Aftab Gul

Personal information
- Full name: Aftab Gul Khan
- Born: 31 March 1946 (age 80) Gujjar Khan, British India
- Batting: Right-handed
- Bowling: Legbreak
- Role: Opening batsman

International information
- National side: Pakistan;
- Test debut (cap 57): 21 February 1969 v England
- Last Test: 8 July 1971 v England

Career statistics
| Competition | Test | First-class |
| Matches | 6 | 101 |
| Runs scored | 182 | 6,179 |
| Batting average | 22.75 | 36.77 |
| 100s/50s | 0/0 | 11/42 |
| Top score | 33 | 140 |
| Balls bowled | 6 | 745 |
| Wickets | – | 14 |
| Bowling average | – | 34.50 |
| 5 wickets in innings | – | 0 |
| 10 wickets in match | – | 0 |
| Best bowling | – | 2/20 |
| Catches/stumpings | 3/– | 48/– |
- Source: ESPNCricinfo, 15 June 2017

= Aftab Gul =

Pakistani cricketer (born 1946)

Aftab Gul Khan (Urdu: آفتاب گل خان) (born 31 March 1946) is a Pakistani former cricketer who played in six Test matches from 1969 to 1971.

Gul was an opening batsman who represented a number of first-class sides in Pakistan from 1964–65 to 1977–78. His initial selection in the Test side, when England toured Pakistan during 1968-69 amid political turmoil, had less to do with his cricketing abilities than with his position as a student leader, in an attempt to placate the rioters.

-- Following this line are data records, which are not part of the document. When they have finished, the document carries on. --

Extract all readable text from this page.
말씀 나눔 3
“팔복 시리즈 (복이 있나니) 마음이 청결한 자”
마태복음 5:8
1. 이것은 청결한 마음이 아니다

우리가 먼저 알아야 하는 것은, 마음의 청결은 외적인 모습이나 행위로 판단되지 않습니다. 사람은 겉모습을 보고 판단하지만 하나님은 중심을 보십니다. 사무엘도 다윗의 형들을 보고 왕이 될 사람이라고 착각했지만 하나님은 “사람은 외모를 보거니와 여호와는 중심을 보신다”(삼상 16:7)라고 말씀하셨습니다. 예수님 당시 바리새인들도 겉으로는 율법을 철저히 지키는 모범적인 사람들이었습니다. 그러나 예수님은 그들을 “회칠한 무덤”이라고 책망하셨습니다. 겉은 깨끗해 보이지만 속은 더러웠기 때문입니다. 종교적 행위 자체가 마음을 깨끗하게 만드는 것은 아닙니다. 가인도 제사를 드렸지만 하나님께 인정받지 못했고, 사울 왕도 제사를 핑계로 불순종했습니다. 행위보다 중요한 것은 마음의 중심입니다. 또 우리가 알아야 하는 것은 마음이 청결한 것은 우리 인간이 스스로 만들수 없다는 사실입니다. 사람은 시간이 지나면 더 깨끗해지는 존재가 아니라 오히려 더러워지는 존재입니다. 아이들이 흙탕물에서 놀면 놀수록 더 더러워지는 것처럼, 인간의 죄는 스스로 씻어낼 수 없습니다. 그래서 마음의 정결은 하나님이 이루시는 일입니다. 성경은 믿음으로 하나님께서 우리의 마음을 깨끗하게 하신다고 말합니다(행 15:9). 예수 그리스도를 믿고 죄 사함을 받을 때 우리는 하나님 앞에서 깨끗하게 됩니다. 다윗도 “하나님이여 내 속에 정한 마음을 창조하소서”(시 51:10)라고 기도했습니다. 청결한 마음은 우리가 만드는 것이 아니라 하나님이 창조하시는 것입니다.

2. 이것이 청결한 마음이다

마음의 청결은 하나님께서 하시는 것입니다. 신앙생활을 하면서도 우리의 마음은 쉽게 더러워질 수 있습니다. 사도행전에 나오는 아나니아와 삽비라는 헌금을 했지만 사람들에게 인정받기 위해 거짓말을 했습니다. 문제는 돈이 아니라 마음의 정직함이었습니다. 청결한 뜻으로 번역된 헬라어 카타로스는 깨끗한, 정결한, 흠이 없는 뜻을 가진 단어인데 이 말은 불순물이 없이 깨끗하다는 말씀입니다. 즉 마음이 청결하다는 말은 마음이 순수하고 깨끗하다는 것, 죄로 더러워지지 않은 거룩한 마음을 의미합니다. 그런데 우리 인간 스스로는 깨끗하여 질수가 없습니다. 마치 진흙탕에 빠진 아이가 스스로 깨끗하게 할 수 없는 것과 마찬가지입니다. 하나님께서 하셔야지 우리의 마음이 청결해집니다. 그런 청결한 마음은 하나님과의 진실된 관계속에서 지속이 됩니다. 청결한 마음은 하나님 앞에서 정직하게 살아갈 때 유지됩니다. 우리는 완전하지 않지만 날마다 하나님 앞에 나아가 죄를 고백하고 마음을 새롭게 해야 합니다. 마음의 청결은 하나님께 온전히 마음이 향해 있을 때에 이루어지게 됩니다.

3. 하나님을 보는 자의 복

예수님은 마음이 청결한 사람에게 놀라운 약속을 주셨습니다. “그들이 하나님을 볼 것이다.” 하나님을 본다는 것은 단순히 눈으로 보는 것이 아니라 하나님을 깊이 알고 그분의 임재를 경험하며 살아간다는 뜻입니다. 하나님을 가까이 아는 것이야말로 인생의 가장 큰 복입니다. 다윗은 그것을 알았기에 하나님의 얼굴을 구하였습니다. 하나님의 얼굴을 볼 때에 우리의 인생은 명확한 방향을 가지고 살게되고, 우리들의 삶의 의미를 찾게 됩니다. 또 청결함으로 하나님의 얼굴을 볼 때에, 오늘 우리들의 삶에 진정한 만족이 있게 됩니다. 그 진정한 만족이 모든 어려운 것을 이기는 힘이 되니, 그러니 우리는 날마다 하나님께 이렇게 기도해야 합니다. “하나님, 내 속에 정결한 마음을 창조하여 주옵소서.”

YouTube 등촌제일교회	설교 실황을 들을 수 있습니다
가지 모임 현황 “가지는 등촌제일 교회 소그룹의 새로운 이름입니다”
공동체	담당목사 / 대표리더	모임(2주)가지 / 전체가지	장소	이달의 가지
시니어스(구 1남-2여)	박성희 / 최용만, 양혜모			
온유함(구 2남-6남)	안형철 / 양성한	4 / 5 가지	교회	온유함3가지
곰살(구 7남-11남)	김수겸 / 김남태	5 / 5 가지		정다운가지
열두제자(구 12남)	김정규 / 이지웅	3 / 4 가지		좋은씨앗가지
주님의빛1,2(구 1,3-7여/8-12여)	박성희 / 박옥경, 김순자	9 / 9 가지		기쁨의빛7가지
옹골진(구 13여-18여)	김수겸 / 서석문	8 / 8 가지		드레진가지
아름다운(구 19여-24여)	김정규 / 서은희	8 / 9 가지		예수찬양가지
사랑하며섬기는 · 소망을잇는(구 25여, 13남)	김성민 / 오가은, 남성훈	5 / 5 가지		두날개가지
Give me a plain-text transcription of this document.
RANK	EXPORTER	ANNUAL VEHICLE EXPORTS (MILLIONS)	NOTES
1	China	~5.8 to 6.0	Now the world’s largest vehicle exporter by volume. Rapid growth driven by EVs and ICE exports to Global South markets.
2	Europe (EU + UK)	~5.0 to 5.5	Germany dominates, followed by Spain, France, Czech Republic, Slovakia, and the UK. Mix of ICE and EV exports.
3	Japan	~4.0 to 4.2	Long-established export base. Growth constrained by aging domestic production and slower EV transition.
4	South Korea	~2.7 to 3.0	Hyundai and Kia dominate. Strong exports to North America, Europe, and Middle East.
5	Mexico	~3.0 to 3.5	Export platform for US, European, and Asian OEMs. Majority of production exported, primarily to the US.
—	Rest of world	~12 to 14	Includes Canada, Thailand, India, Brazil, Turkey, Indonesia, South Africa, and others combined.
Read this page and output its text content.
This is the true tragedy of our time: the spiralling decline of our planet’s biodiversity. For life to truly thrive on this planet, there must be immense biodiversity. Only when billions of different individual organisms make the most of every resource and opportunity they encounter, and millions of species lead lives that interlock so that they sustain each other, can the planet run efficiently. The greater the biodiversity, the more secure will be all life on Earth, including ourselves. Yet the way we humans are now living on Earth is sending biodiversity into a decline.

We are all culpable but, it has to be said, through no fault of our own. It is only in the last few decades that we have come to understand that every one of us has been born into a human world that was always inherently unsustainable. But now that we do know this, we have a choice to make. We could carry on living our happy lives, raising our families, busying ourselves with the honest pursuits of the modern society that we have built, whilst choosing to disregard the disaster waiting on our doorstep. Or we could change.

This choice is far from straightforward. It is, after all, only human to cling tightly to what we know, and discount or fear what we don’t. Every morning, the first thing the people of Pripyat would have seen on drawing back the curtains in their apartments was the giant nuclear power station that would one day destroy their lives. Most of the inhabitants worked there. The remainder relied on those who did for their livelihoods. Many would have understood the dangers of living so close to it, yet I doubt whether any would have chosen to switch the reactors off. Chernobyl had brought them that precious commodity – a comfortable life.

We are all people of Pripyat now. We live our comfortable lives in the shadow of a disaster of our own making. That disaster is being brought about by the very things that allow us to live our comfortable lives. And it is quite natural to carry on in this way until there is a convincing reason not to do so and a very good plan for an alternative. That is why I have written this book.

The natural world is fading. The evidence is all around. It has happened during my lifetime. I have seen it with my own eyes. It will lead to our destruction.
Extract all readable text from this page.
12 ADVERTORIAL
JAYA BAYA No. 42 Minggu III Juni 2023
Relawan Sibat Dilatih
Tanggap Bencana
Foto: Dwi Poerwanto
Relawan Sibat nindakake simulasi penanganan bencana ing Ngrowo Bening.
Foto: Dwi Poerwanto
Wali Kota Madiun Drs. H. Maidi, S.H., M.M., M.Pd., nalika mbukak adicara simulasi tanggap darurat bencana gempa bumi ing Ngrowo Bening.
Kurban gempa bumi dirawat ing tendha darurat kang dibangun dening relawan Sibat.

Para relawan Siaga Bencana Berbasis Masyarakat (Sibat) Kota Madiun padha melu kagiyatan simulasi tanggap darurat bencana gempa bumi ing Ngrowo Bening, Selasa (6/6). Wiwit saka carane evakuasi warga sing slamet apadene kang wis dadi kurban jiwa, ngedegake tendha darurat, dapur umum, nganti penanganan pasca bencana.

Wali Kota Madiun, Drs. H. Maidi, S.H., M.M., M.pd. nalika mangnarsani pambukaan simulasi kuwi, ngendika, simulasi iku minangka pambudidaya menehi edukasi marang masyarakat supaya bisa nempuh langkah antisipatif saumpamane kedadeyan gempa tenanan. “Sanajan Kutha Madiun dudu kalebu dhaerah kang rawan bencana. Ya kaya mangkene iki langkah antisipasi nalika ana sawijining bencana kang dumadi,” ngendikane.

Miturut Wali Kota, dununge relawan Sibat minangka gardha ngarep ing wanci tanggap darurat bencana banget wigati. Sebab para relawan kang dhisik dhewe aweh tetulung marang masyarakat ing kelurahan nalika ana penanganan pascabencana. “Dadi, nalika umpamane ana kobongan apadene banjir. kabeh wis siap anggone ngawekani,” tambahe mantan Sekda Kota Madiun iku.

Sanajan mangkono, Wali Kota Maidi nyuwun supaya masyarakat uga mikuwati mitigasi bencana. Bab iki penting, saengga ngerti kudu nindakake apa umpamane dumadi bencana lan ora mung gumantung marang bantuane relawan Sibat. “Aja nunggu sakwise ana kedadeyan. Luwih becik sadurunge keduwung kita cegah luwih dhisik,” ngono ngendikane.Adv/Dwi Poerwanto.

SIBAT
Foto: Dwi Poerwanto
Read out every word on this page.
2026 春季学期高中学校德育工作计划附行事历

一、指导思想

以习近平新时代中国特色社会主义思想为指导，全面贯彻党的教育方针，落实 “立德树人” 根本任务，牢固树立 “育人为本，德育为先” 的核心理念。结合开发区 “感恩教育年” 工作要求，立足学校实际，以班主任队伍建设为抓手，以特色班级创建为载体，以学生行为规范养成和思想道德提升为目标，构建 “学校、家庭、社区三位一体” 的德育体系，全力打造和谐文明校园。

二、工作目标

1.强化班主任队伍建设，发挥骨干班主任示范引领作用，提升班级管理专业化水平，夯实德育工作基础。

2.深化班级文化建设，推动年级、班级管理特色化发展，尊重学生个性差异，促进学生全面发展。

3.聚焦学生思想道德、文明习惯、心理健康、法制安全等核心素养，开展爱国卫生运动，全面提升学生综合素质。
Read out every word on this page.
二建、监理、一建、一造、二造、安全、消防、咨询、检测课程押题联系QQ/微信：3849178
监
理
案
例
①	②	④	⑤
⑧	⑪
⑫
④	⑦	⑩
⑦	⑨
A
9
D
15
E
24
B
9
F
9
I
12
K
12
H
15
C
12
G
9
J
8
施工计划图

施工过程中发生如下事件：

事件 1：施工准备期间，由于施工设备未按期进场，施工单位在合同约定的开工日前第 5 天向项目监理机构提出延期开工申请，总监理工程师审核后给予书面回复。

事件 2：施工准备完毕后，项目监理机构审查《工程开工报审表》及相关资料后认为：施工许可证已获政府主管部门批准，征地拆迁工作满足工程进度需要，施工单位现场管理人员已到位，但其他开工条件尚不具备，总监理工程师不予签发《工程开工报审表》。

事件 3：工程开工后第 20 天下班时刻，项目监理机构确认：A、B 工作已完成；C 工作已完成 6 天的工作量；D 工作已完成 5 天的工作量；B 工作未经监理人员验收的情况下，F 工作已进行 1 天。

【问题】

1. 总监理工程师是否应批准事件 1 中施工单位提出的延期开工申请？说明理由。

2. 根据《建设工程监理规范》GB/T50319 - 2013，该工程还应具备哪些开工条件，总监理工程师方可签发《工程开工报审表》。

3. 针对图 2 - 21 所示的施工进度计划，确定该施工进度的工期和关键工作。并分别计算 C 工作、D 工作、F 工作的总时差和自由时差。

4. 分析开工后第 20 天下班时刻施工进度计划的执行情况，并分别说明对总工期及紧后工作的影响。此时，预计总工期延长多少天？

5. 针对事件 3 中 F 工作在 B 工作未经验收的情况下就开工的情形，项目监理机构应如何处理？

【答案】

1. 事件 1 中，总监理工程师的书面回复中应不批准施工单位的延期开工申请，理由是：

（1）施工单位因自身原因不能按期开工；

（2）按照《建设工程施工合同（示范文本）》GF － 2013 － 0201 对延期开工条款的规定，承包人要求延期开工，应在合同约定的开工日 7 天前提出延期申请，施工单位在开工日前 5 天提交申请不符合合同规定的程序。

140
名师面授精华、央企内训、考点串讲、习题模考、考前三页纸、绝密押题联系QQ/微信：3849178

Gul scored more than 1000 runs on the tour of England in 1971. In the first over of the First Test at Birmingham in that series, he was struck on the head by a ball from Alan Ward and was forced to retire. This injury drew the famous line from Brian Johnston on the BBC the next day: "Gul's all right. The doctor inspected his head this morning and found nothing in it." He also toured England in 1974 but was less successful and did not play any of the Tests.

He is a lawyer by profession. Gul initially represented the cricketer Salman Butt in the 2010 Pakistan cricket spot-fixing scandal.